I wish I'd learned some Czech from my workmates when I was in Germany!
The plans do look very English though. Can anyone make out what it says in the title panel bottom right. Even in Czech it would give the builders' name in English presumably.
The type is very common with only the number of ports varying along the sides of the bow and slight differences in the wheelhouse shape.
Whatever she is, those plans will enable a nice model to be built as they appear to have all the lines necessary.
Good luck in building it.
I'd like some drawings of a typical Thorneycroft High Prow cruiser, single screw, about 30 ft. My uncle had one on the Essex coast for years, which my Dad did a lot of work on. We used to go out on trips to the Buxey boy and back on her and stay aboard all weekend. She had been a Dunkirk Little Ship. She had the plaque in the wheelhouse "Dunkirk-1940" and a newspaper cutting showing her remarkable acheivement of bringing back 40 men, but alas is not in the Little Ships Association, presumably lost after we all lost touch. I've tried to find her, but with no luck.
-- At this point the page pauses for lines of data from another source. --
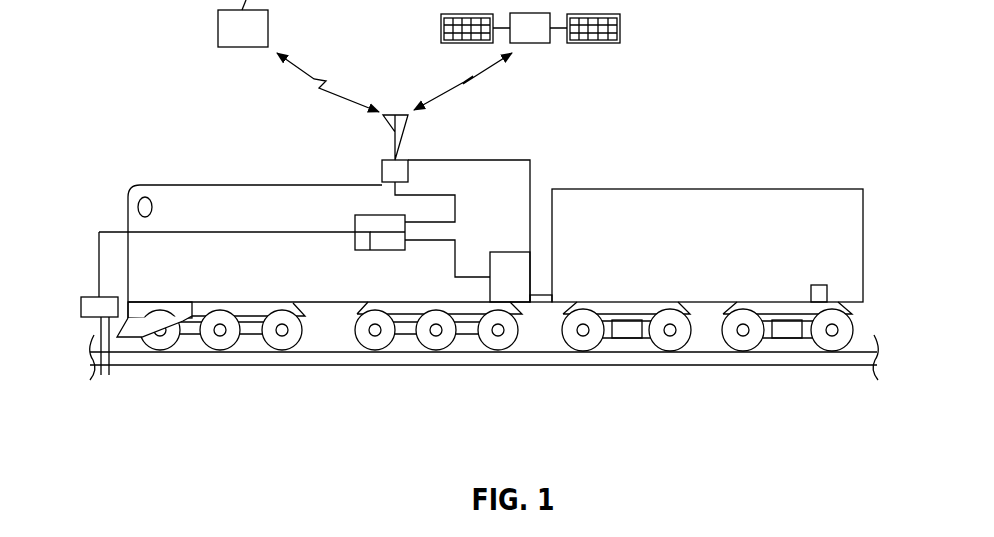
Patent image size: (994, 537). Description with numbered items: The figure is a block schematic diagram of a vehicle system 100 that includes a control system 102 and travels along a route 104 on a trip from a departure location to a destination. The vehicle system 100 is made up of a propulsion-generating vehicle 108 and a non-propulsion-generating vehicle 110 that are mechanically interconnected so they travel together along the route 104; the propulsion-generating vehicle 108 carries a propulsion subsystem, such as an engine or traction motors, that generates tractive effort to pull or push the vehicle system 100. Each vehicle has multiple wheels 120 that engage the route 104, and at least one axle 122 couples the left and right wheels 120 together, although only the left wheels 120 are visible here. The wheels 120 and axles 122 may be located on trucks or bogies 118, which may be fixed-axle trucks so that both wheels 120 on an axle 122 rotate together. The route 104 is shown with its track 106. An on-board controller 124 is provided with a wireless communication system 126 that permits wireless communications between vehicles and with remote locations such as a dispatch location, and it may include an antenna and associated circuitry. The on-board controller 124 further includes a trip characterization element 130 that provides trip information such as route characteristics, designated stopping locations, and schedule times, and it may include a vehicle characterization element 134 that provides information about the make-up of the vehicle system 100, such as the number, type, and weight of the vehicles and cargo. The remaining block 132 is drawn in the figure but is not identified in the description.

The vehicle system 100 is at (275, 140).
The control system 102 is at (560, 177).
The route 104 is at (136, 371).
The track rails 106 is at (247, 365).
The propulsion-generating vehicle 108 is at (242, 185).
The non-propulsion-generating vehicle 110 is at (738, 259).
The trucks or bogies 118 is at (464, 312).
The wheels 120 is at (363, 333).
The axle 122 is at (375, 330).
The on-board controller 124 is at (358, 216).
The wireless communication system 126 is at (382, 168).
The trip characterization element 130 is at (355, 239).
The propulsion system 132 is at (522, 290).
The vehicle characterization element 134 is at (378, 252).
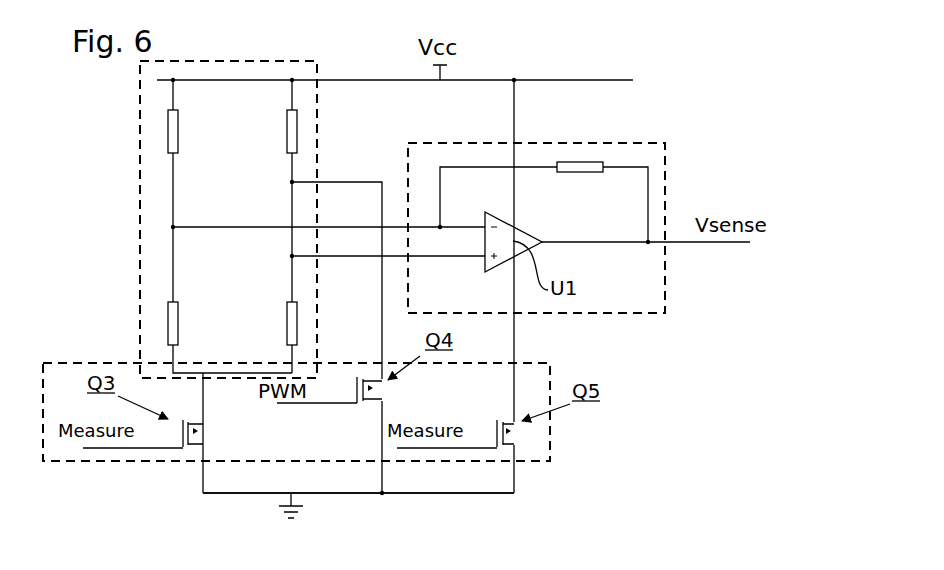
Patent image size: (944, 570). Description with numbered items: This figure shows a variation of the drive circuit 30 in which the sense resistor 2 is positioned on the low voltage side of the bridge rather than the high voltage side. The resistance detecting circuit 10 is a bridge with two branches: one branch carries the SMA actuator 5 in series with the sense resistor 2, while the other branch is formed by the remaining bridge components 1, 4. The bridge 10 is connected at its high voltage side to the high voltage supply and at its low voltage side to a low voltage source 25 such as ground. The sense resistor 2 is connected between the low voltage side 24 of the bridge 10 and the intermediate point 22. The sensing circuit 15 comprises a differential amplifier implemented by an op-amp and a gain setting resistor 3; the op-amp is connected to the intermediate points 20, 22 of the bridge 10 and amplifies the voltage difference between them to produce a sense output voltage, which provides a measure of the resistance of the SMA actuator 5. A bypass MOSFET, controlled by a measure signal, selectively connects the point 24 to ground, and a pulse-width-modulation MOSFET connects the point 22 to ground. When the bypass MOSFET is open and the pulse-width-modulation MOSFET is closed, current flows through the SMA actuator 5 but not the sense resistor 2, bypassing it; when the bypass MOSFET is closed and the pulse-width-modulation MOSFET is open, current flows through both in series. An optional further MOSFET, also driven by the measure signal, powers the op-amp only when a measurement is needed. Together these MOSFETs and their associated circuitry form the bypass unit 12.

The first resistor 1 is at (168, 130).
The sense resistor 2 is at (287, 327).
The gain setting resistor 3 is at (578, 166).
The fourth resistor 4 is at (168, 330).
The SMA actuator 5 is at (287, 130).
The resistance detecting circuit 10 is at (278, 61).
The bypass unit 12 is at (95, 461).
The sensing circuit 15 is at (470, 143).
The intermediate point 20 is at (171, 227).
The intermediate point 22 is at (292, 182).
The low voltage side 24 is at (203, 373).
The low voltage source 25 is at (360, 494).
The drive circuit 30 is at (700, 106).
She was called "Truant", registered in London, but with whom?
Amazingly I now find that the other boat I spent a lot of time on at Paglesham, the Vanguard, was also a Dunkirk Little Ship.
We knew the Keeble family well and all my early model boating was done on their oyster beds, which are now derelict and even quite hard to find, but what's left of my uncle's large dinghy is still there and wherever I played with my Sea Urchin or Crash Tender now has delicious Samphire growing which I go back and pick sometimes.
In the next rill is what's left of HMS Beagle, Darwin's boat, which ended up a Customs base.
Last I heard, the new owners of what was Shuttlewood's yard won't let people even walk on the seawall.
Just as well I no longer live that way on or I'd be causing trouble!